Tyler Perry's fans know enough to stay through the closing credits of his latest, "Tyler Perry's Meet the Browns." The ending is filled with outtakes that give away the movie's real purpose: to launch his friend and collaborator David Mann (star of many a Perry play and Perry's TV show, "House of Payne") into movie stardom. Whatever Mann doesn't get to do in his few scenes in the movie is more than made up for in the outtakes.
And that's the purpose of "Browns," a holding-pattern movie for a filmmaker whose skills and ambition seemed to be growing, even if his films all fit the same pandering, female-empowerment formula. Whatever progress the man was making, "Browns" is a Madea-sized big fat step backward. It's a sloppy slapdash dramedy based on Perry's play of the same title.

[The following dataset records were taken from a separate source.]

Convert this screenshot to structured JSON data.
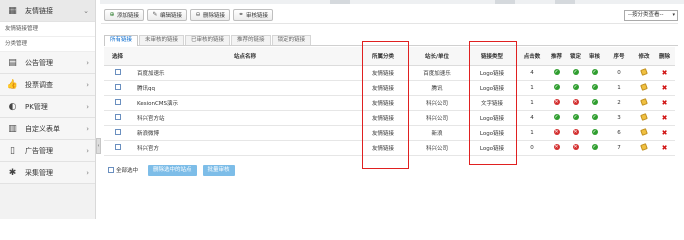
{
  "sidebar": {
    "groups": [
      {
        "label": "友情链接",
        "icon": "grid-icon",
        "sub": [
          "友情链接管理",
          "分类管理"
        ]
      },
      {
        "label": "公告管理",
        "icon": "calendar-icon"
      },
      {
        "label": "投票调查",
        "icon": "thumbs-up-icon"
      },
      {
        "label": "PK管理",
        "icon": "half-circle-icon"
      },
      {
        "label": "自定义表单",
        "icon": "table-icon"
      },
      {
        "label": "广告管理",
        "icon": "columns-icon"
      },
      {
        "label": "采集管理",
        "icon": "cog-star-icon"
      }
    ]
  },
  "toolbar": {
    "add_label": "添加链接",
    "edit_label": "编辑链接",
    "delete_label": "删除链接",
    "audit_label": "审核链接",
    "category_select": "--按分类查看--"
  },
  "tabs": [
    "所有链接",
    "未审核的链接",
    "已审核的链接",
    "推荐的链接",
    "锁定的链接"
  ],
  "table": {
    "headers": [
      "选择",
      "站点名称",
      "所属分类",
      "站长/单位",
      "链接类型",
      "点击数",
      "推荐",
      "锁定",
      "审核",
      "序号",
      "修改",
      "删除"
    ],
    "rows": [
      {
        "name": "百度加速乐",
        "category": "友情链接",
        "owner": "百度加速乐",
        "type": "Logo链接",
        "clicks": "4",
        "recommend": "ok",
        "lock": "ok",
        "audit": "ok",
        "order": "0"
      },
      {
        "name": "腾讯qq",
        "category": "友情链接",
        "owner": "腾讯",
        "type": "Logo链接",
        "clicks": "1",
        "recommend": "ok",
        "lock": "ok",
        "audit": "ok",
        "order": "1"
      },
      {
        "name": "KesionCMS演示",
        "category": "友情链接",
        "owner": "科兴公司",
        "type": "文字链接",
        "clicks": "1",
        "recommend": "no",
        "lock": "no",
        "audit": "ok",
        "order": "2"
      },
      {
        "name": "科兴官方站",
        "category": "友情链接",
        "owner": "科兴公司",
        "type": "Logo链接",
        "clicks": "4",
        "recommend": "ok",
        "lock": "ok",
        "audit": "ok",
        "order": "3"
      },
      {
        "name": "新浪微博",
        "category": "友情链接",
        "owner": "新浪",
        "type": "Logo链接",
        "clicks": "1",
        "recommend": "no",
        "lock": "no",
        "audit": "ok",
        "order": "6"
      },
      {
        "name": "科兴官方",
        "category": "友情链接",
        "owner": "科兴公司",
        "type": "Logo链接",
        "clicks": "0",
        "recommend": "no",
        "lock": "no",
        "audit": "ok",
        "order": "7"
      }
    ]
  },
  "bottom": {
    "select_all": "全部选中",
    "delete_selected": "删除选中的站点",
    "batch_audit": "批量审核"
  },
  "colors": {
    "highlight": "#e02020",
    "ok": "#2f9e2f",
    "no": "#d32f2f",
    "tab_active": "#0066cc"
  }
}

Angela Bassett is Brenda, a single mom struggling to survive in Chicago. She has three kids by three different daddies. Brenda gets the news that the daddy she never knew has died in Georgia. A relative has sent her bus tickets. The bulk of the movie is Brenda fighting to keep a job, to keep her son out of the drug trade, to avoid the courtship of a handsome coach (ex-L.A. Laker Rick Fox) and generally to delay the trip to Georgia. That's where she runs into the leisure-suit wearing Leroy (David Mann), a guy given to praising Jesus, spouting malapropisms ("helicropter") and high-voiced one-liners ("Don't go gospel gangster on her, baby").
Some of the family (characters played Margaret Avery of "The Color Purple," Frankie Faison) are welcoming to this "sister" their "pimp" daddy never told them about.
But Vera (Jenifer Lewis) is all up in Brenda's business, mouthing off, insulting her poverty and the like. If Smithfield hams ever looks for a spokeswoman, Lewis is their gal. She claws her way into scenes, mugs shamelessly, and never plays a line when she can overplay it.